EDSP-What motivated you to write about your life experiences in Ethiopia?
I wanted to document my experiences in the struggle for freedom and democracy.  Prior to this time there had always been obstacles holding me back from fulfilling my desire to do so.  I finally decided that since I had survived so many life-endangering experiences, it would be a disservice to society and to my children to let this important piece of history remain untold and lost forever.
EDSP-What is your greatest accomplishment?

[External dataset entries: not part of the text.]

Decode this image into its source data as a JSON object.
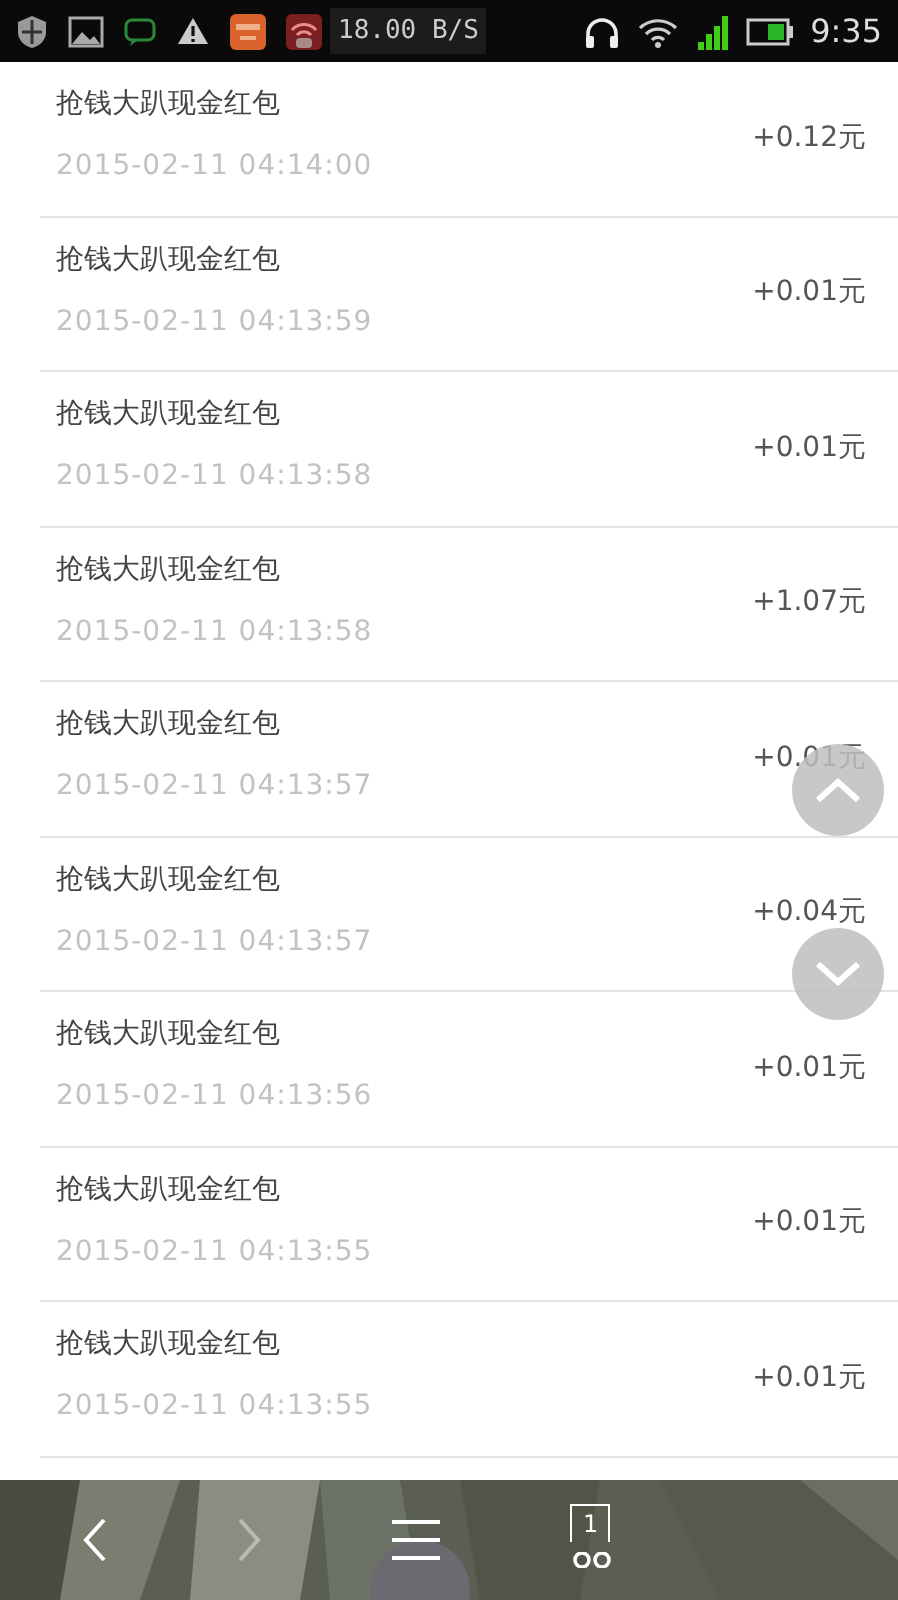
{
  "status_bar": {
    "network_speed": "18.00 B/S",
    "time": "9:35"
  },
  "records": [
    {
      "title": "抢钱大趴现金红包",
      "time": "2015-02-11 04:14:00",
      "amount": "+0.12元"
    },
    {
      "title": "抢钱大趴现金红包",
      "time": "2015-02-11 04:13:59",
      "amount": "+0.01元"
    },
    {
      "title": "抢钱大趴现金红包",
      "time": "2015-02-11 04:13:58",
      "amount": "+0.01元"
    },
    {
      "title": "抢钱大趴现金红包",
      "time": "2015-02-11 04:13:58",
      "amount": "+1.07元"
    },
    {
      "title": "抢钱大趴现金红包",
      "time": "2015-02-11 04:13:57",
      "amount": "+0.01元"
    },
    {
      "title": "抢钱大趴现金红包",
      "time": "2015-02-11 04:13:57",
      "amount": "+0.04元"
    },
    {
      "title": "抢钱大趴现金红包",
      "time": "2015-02-11 04:13:56",
      "amount": "+0.01元"
    },
    {
      "title": "抢钱大趴现金红包",
      "time": "2015-02-11 04:13:55",
      "amount": "+0.01元"
    },
    {
      "title": "抢钱大趴现金红包",
      "time": "2015-02-11 04:13:55",
      "amount": "+0.01元"
    }
  ],
  "bottom_bar": {
    "back_disabled": false,
    "forward_disabled": true,
    "tab_count": "1"
  }
}
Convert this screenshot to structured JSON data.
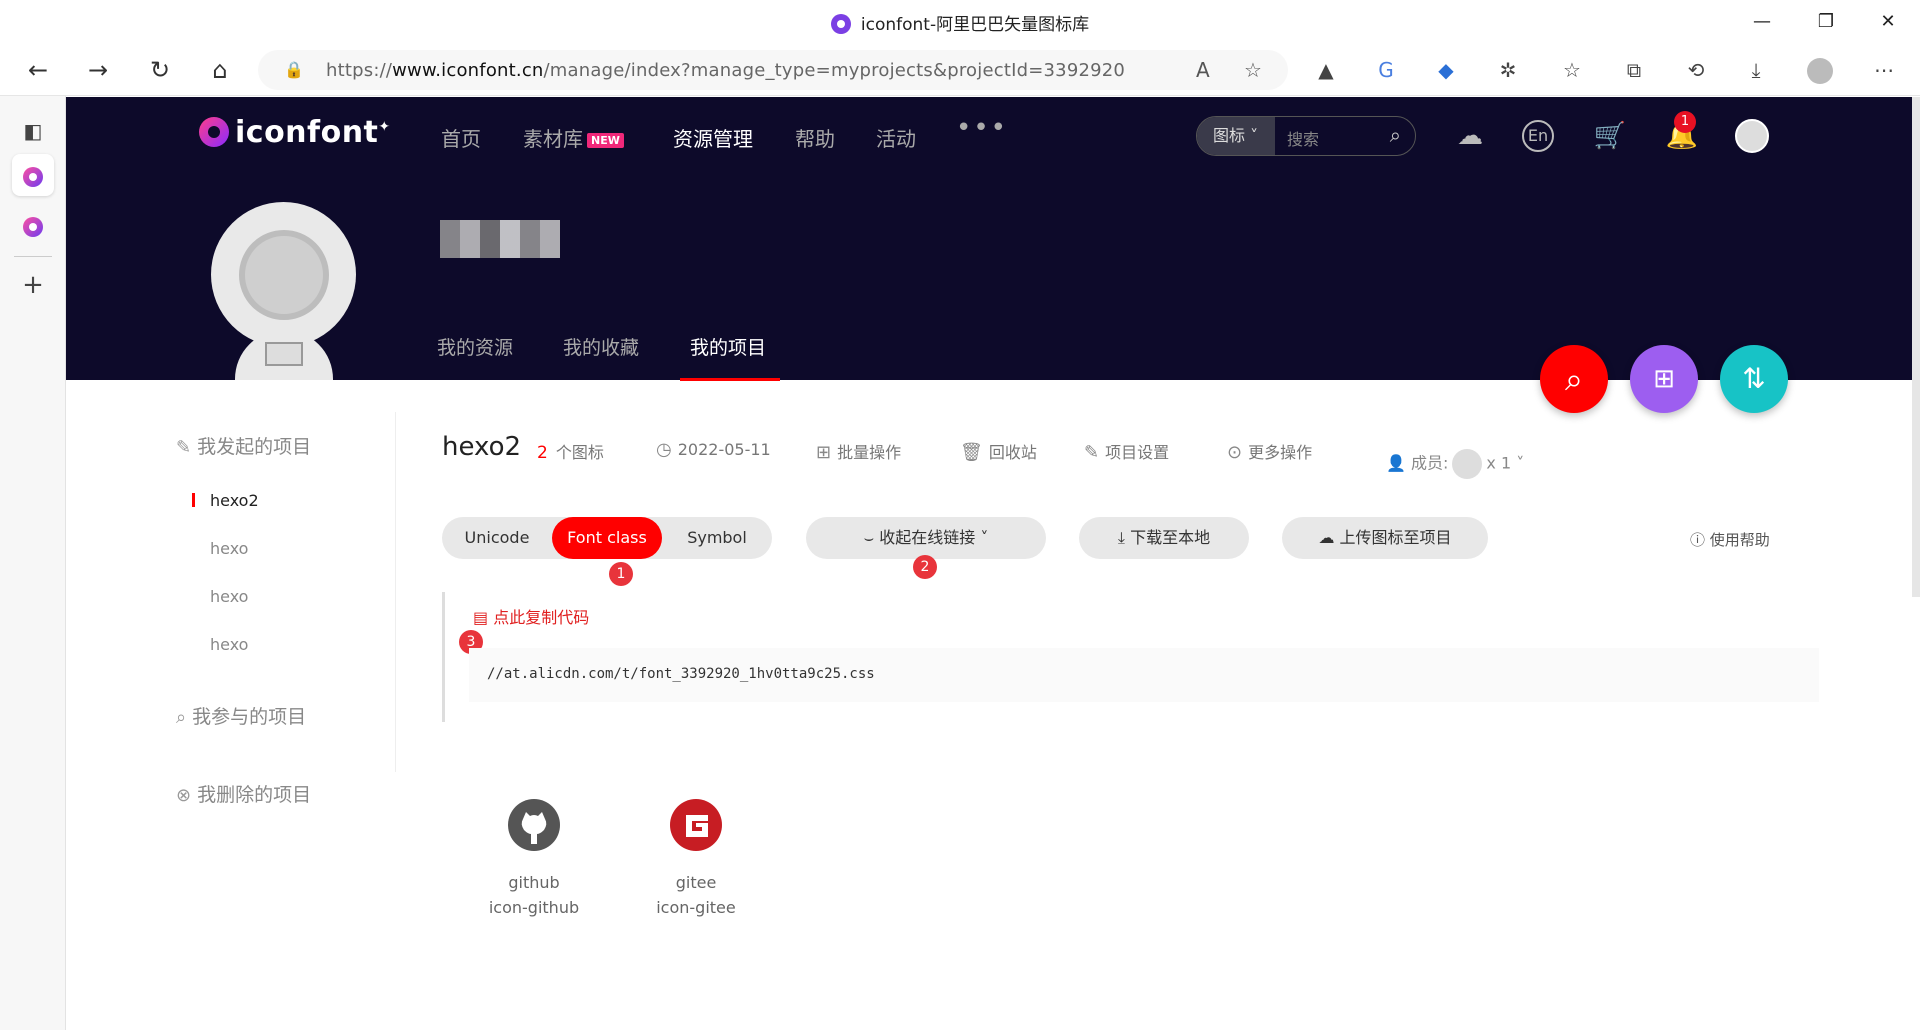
{
  "window": {
    "title": "iconfont-阿里巴巴矢量图标库"
  },
  "address_bar": {
    "url_prefix": "https://",
    "url_host": "www.iconfont.cn",
    "url_path": "/manage/index?manage_type=myprojects&projectId=3392920"
  },
  "site": {
    "logo_text": "iconfont",
    "nav": [
      "首页",
      "素材库",
      "资源管理",
      "帮助",
      "活动"
    ],
    "new_tag": "NEW",
    "more": "•••",
    "search_select": "图标",
    "search_placeholder": "搜索",
    "notification_count": "1",
    "lang_label": "En"
  },
  "profile": {
    "tabs": [
      "我的资源",
      "我的收藏",
      "我的项目"
    ]
  },
  "sidebar": {
    "initiated_heading": "我发起的项目",
    "projects": [
      "hexo2",
      "hexo",
      "hexo",
      "hexo"
    ],
    "participated_heading": "我参与的项目",
    "deleted_heading": "我删除的项目"
  },
  "project": {
    "name": "hexo2",
    "icon_count": "2",
    "icon_count_unit": "个图标",
    "date": "2022-05-11",
    "actions": [
      "批量操作",
      "回收站",
      "项目设置",
      "更多操作"
    ],
    "members_label": "成员:",
    "members_count": "x 1"
  },
  "toolbar": {
    "segments": [
      "Unicode",
      "Font class",
      "Symbol"
    ],
    "collapse_link": "收起在线链接",
    "download": "下载至本地",
    "upload": "上传图标至项目",
    "help": "使用帮助"
  },
  "markers": [
    "1",
    "2",
    "3"
  ],
  "code": {
    "copy_label": "点此复制代码",
    "url": "//at.alicdn.com/t/font_3392920_1hv0tta9c25.css"
  },
  "icons": [
    {
      "name": "github",
      "class": "icon-github"
    },
    {
      "name": "gitee",
      "class": "icon-gitee"
    }
  ],
  "colors": {
    "accent": "#ff0000",
    "header_bg": "#0d0a2a",
    "fab_search": "#ff0000",
    "fab_folder": "#9d5ef0",
    "fab_sort": "#17c3c6"
  }
}
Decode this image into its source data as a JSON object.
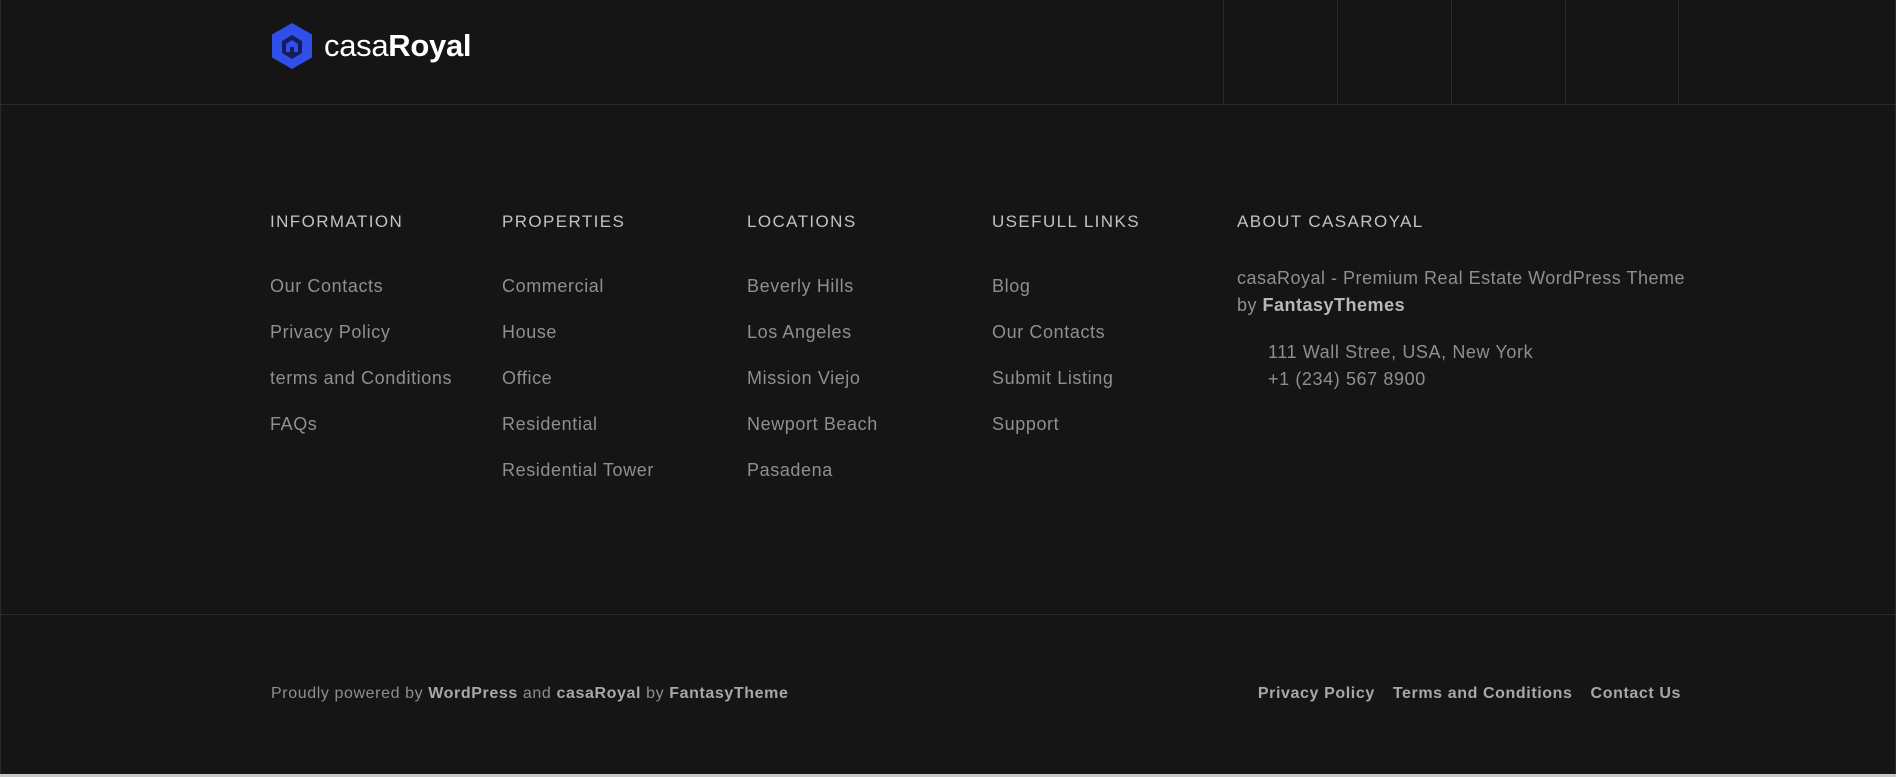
{
  "brand": {
    "name_light": "casa",
    "name_bold": "Royal",
    "accent": "#2f4fe8"
  },
  "columns": [
    {
      "title": "INFORMATION",
      "items": [
        "Our Contacts",
        "Privacy Policy",
        "terms and Conditions",
        "FAQs"
      ]
    },
    {
      "title": "PROPERTIES",
      "items": [
        "Commercial",
        "House",
        "Office",
        "Residential",
        "Residential Tower"
      ]
    },
    {
      "title": "LOCATIONS",
      "items": [
        "Beverly Hills",
        "Los Angeles",
        "Mission Viejo",
        "Newport Beach",
        "Pasadena"
      ]
    },
    {
      "title": "USEFULL LINKS",
      "items": [
        "Blog",
        "Our Contacts",
        "Submit Listing",
        "Support"
      ]
    }
  ],
  "about": {
    "title": "ABOUT CASAROYAL",
    "text": "casaRoyal - Premium Real Estate WordPress Theme by",
    "text_bold": "FantasyThemes",
    "address": "111 Wall Stree, USA, New York",
    "phone": "+1 (234) 567 8900"
  },
  "footer": {
    "p1": "Proudly powered by",
    "wp": "WordPress",
    "and": "and",
    "brand": "casaRoyal",
    "by": "by",
    "theme": "FantasyTheme",
    "links": [
      "Privacy Policy",
      "Terms and Conditions",
      "Contact Us"
    ]
  }
}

From the positive and encouraging receptions I received from readers, my book is one of my greatest accomplishments. To see my hard work produce such a book that makes sense, order and coherence out of a confusing, complicated and chaotic civil war makes me feel most fulfilled and satisfied.
 EDSP- What are you most thankful for?
Having carefully studied my book and all the life-threatening incidents I had encountered, once a friend said to me, “You have admirably made it through the eye of a needle.” To be able to survive and get away unscathed from all those near misses from capture and certain death by my enemies and to be able to tell my story to the world, I consider myself as most blessed.